Em um jantar na sede da Frente Parlamentar pelo Livre Mercado, representantes de 25 frentes parlamentares do setor produtivo, como a Frente Parlamentar pela Melhoria do Ambiente de Negócio e a Frente Parlamentar da Agropecuária, defenderam uma 'modernização da jornada de trabalho' em vez de uma mudança abrupta na escala 6x1. O presidente da Câmara, Hugo Motta (Republicanos-PB), propôs analisar uma Proposta de Emenda à Constituição (PEC) que acaba com o modelo de seis dias de trabalho por um de descanso ainda no primeiro semestre, com votação final projetada para maio.
Líderes do grupo criticaram o calendário como 'eleitoreiro', influenciado pela campanha de reeleição do presidente Luiz Inácio Lula da Silva (PT), que prioriza a redução da jornada máxima para 40 horas semanais sem corte salarial. A PEC, apresentada pela deputada Erika Hilton (PSol-SP), foi encaminhada à Comissão de Constituição e Justiça (CCJ) no início de fevereiro. A CCJ deve concluir sua análise em março, sem alterações no texto, decidindo apenas se a matéria prossegue. Em seguida, uma comissão especial discutiria o mérito, e o plenário exigiria 308 votos favoráveis em dois turnos para aprovação.
Pedro Lupion (Republicanos-PR), presidente da Frente Parlamentar da Agropecuária, afirmou: 'Concordamos em ter debate, mas aprofundado. O que queremos é poder debater profundamente esse tema'. Ele acrescentou: 'Não pode ocorrer no calendário que eles querem. Nosso ponto é debater e encontrar um caminho correto'. O setor produtivo já pressionou Motta por mais tempo de discussão.
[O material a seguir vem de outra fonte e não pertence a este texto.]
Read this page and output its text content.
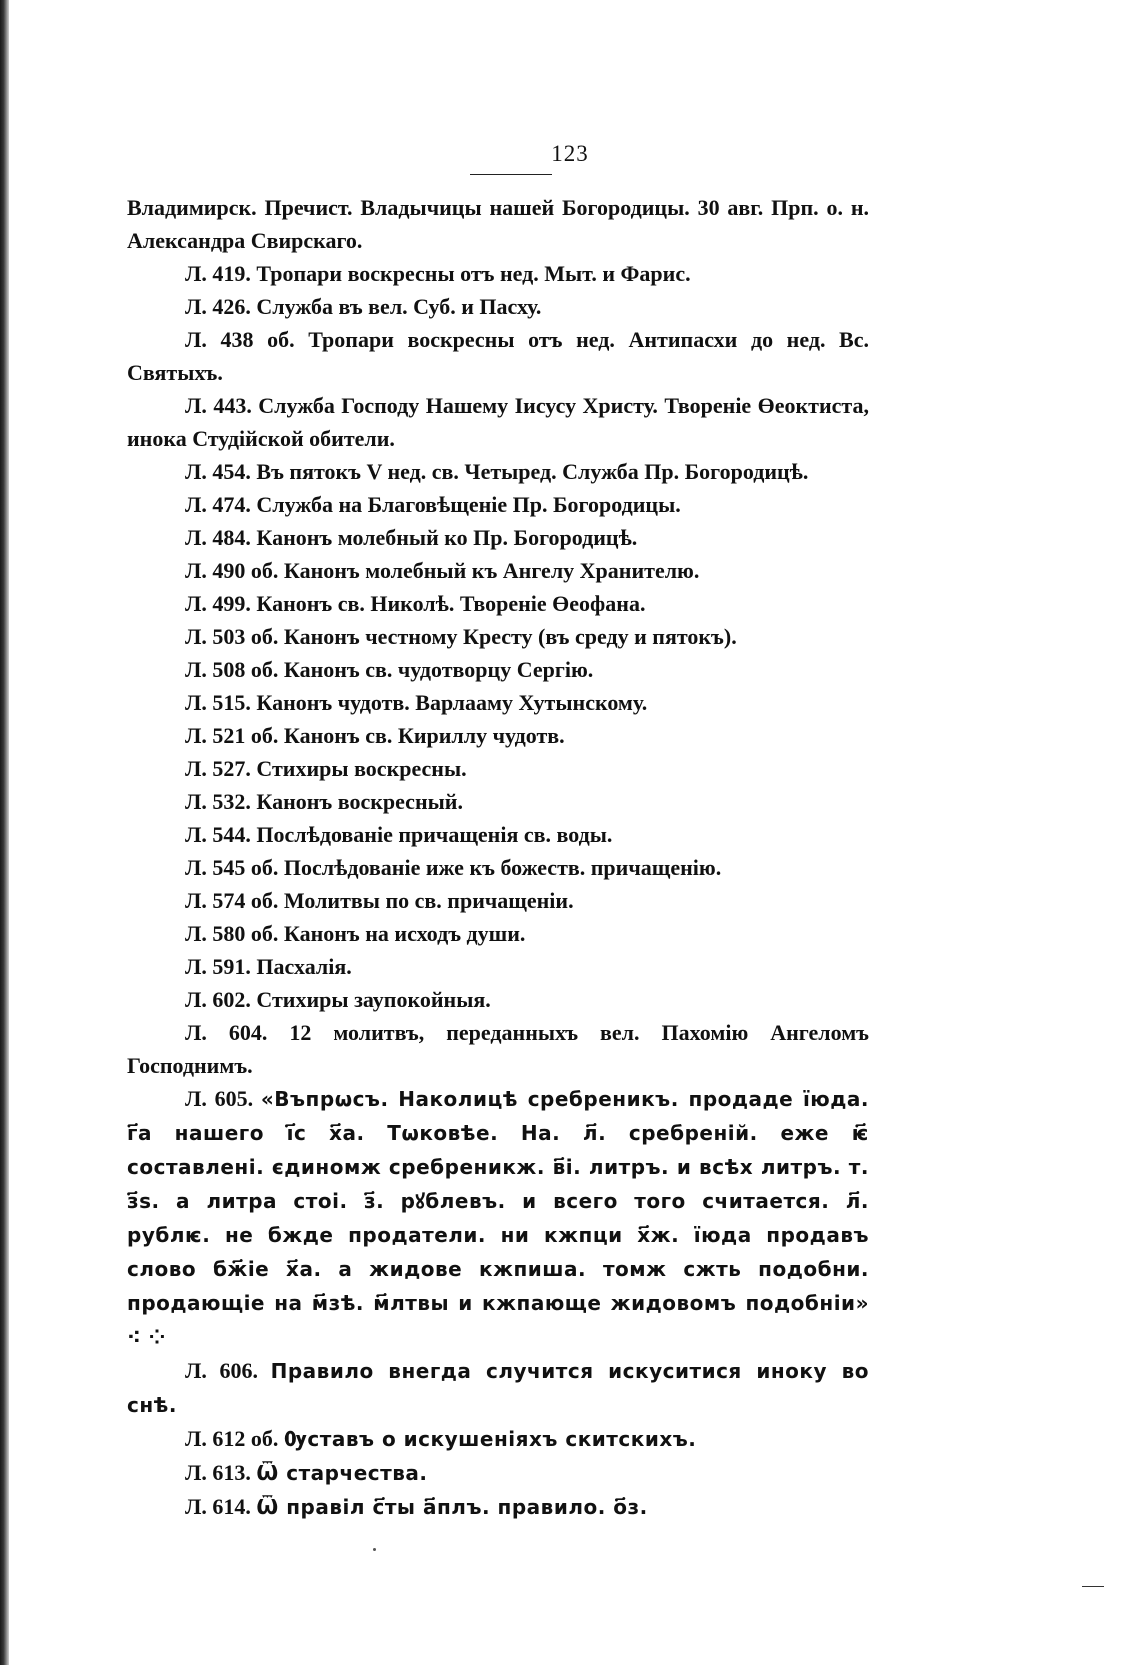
123

Владимирск. Пречист. Владычицы нашей Богородицы. 30 авг. Прп. о. н. Александра Свирскаго.

Л. 419. Тропари воскресны отъ нед. Мыт. и Фарис.

Л. 426. Служба въ вел. Суб. и Пасху.

Л. 438 об. Тропари воскресны отъ нед. Антипасхи до нед. Вс. Святыхъ.

Л. 443. Служба Господу Нашему Іисусу Христу. Твореніе Өеоктиста, инока Студійской обители.

Л. 454. Въ пятокъ V нед. св. Четыред. Служба Пр. Богородицѣ.

Л. 474. Служба на Благовѣщеніе Пр. Богородицы.

Л. 484. Канонъ молебный ко Пр. Богородицѣ.

Л. 490 об. Канонъ молебный къ Ангелу Хранителю.

Л. 499. Канонъ св. Николѣ. Твореніе Өеофана.

Л. 503 об. Канонъ честному Кресту (въ среду и пятокъ).

Л. 508 об. Канонъ св. чудотворцу Сергію.

Л. 515. Канонъ чудотв. Варлааму Хутынскому.

Л. 521 об. Канонъ св. Кириллу чудотв.

Л. 527. Стихиры воскресны.

Л. 532. Канонъ воскресный.

Л. 544. Послѣдованіе причащенія св. воды.

Л. 545 об. Послѣдованіе иже къ божеств. причащенію.

Л. 574 об. Молитвы по св. причащеніи.

Л. 580 об. Канонъ на исходъ души.

Л. 591. Пасхалія.

Л. 602. Стихиры заупокойныя.

Л. 604. 12 молитвъ, переданныхъ вел. Пахомію Ангеломъ Господнимъ.

Л. 605. «Въпрωсъ. Наколицѣ сребреникъ. продаде їюда. г҃а нашего і҃с х҃а. Тωковѣе. На. л҃. сребреній. еже ѥ҃ составлені. єдиномж сребреникж. в҃і. литръ. и всѣх литръ. т. з҃s. а литра стоі. з҃. рꙋблевъ. и всего того считается. л҃. рублѥ. не бжде продатели. ни кжпци х҃ж. їюда продавъ слово бж҃іе х҃а. а жидове кжпиша. томж сжть подобни. продающіе на м҃зѣ. м҃лтвы и кжпающе жидовомъ подобніи» ⁖ ⁘

Л. 606. Правило внегда случится искуситися иноку во снѣ.

Л. 612 об. Ѹставъ о искушеніяхъ скитскихъ.

Л. 613. Ѿ старчества.

Л. 614. Ѿ правіл с҃ты а҃плъ. правило. о҃з.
Durante o evento, os parlamentares assistiram a uma apresentação do economista José Eduardo Gibello Pastore sobre um estudo da Associação Brasileira das Companhias Abertas (Abrasca). O documento indica que reduzir a jornada para 36 horas semanais sem corte salarial elevaria o salário-hora em 22% e a folha salarial, podendo causar retração econômica e queda no PIB. O deputado Arnaldo Jardim (Cidadania-SP) alertou: 'Nós não somos do contra, mas precisamos ser coerentes. As coisas vão ficar mais caras. A vida vai ficar mais cara. É remar contra a corrente. Aprovar é confortável, mas não fica bem na fita'.
Em paralelo, o presidente da Central dos Sindicatos Brasileiros (CSB), Antonio Neto, rebateu críticas do ministro do Trabalho, Luiz Marinho, sobre atrasos na pauta da 6x1, atribuindo-os à postura da CUT em negociações anteriores. Neto disse: 'Discordo do ministro Marinho, essa conta não é das Centrais Sindicais. Não chegamos a um acordo por causa de uma Central que foi para o tudo ou nada em duas oportunidades'. As centrais sindicais afirmam que continuarão lutando pela redução da jornada no Congresso.